All the Religious were to live in apostolic poverty like His well-beloved servant whose feast they were keeping that day -who had so closely imitated Him. For this reason, all their worldly goods were to be placed at the feet of the Superior, who would make a common fund of them, called that of the poor, which they would use on missions, and would give alms from it to widows and orphans according to the directions of the Superior.

      It is clear how significant "apostolic poverty" is to the new Institute, both of men -the Missionaries, Brothers and Priests- and women -the Redemptoristine Nuns. This is no surprise given that the Institute is to be rooted in the admirable humiliations of the Word Made Man, with charity and humility as the capstone. A deep spiritual poverty is called forth as well as the visible Franciscan poverty.

      M. Maria Celeste continues explaining this first Inspiration of the Congregation of the Redemptorists:

In their journeys they will go two and two to places not too distant from their dwellings, and they will preach penance.


      And here comes from M M. Celeste's pen something especially close to the heart of this Redemptoristine Diocesan Hermit attesting to how much the call to transforming prayer in solitude is at the heart of our charism for both the Redemptorists and the Redemptoristines:

As to those who are called to the contemplative or eremitical life, they are not to be reproached, for those souls who apply themselves to prayer in solitude convert many more souls than those who are destined to preach.


They will be at least thirteen in each house and they are not to go on mission by their own choice, but by the will and choice of the Superior.


This was the first sketch concerning the Congregation of men that this Religious received from the Lord.
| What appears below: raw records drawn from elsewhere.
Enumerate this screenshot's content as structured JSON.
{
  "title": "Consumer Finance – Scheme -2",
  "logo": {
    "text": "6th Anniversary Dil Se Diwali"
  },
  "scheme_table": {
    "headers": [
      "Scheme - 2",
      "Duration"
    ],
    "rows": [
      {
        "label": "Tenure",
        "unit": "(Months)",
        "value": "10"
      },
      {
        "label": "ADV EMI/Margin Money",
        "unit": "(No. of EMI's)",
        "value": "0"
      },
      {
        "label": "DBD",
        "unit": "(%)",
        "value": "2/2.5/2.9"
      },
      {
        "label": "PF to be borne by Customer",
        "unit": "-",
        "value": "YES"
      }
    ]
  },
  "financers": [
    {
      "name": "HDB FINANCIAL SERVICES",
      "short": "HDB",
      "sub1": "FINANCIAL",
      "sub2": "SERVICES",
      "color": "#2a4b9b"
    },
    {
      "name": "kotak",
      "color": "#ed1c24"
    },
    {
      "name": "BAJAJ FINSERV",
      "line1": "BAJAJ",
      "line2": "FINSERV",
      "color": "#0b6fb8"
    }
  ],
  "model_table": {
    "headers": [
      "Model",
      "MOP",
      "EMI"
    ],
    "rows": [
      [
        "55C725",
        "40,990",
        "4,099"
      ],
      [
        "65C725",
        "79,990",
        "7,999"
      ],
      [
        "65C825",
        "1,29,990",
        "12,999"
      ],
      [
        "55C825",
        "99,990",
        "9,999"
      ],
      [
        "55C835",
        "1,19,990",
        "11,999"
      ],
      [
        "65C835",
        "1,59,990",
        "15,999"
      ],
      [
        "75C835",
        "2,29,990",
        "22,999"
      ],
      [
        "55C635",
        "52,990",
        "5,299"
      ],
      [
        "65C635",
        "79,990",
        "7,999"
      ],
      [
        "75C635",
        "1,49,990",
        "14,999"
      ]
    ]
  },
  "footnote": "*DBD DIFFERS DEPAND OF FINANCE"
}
She wrote down all that had been said to her and added it to the Rule of the nuns, as it was to form only one with theirs, as will be written in the proper time.
This Religious made a detailed statement to her spiritual father [Don Tomaso Falcoia] of all that had been communicated to her about the new Congregation of men, and of all the other things that had been revealed to her. 


      May the holy Patriarch Saint Francis show his patronage over M. M. Celeste's Double Institute of Women and Men dedicated to bringing the Good News to the poor through the combination of their personal contemplative transformation into Christ as well as through the preaching of the Gospel message to every creature. 


      Saint Francis of Assisi, Pray for us!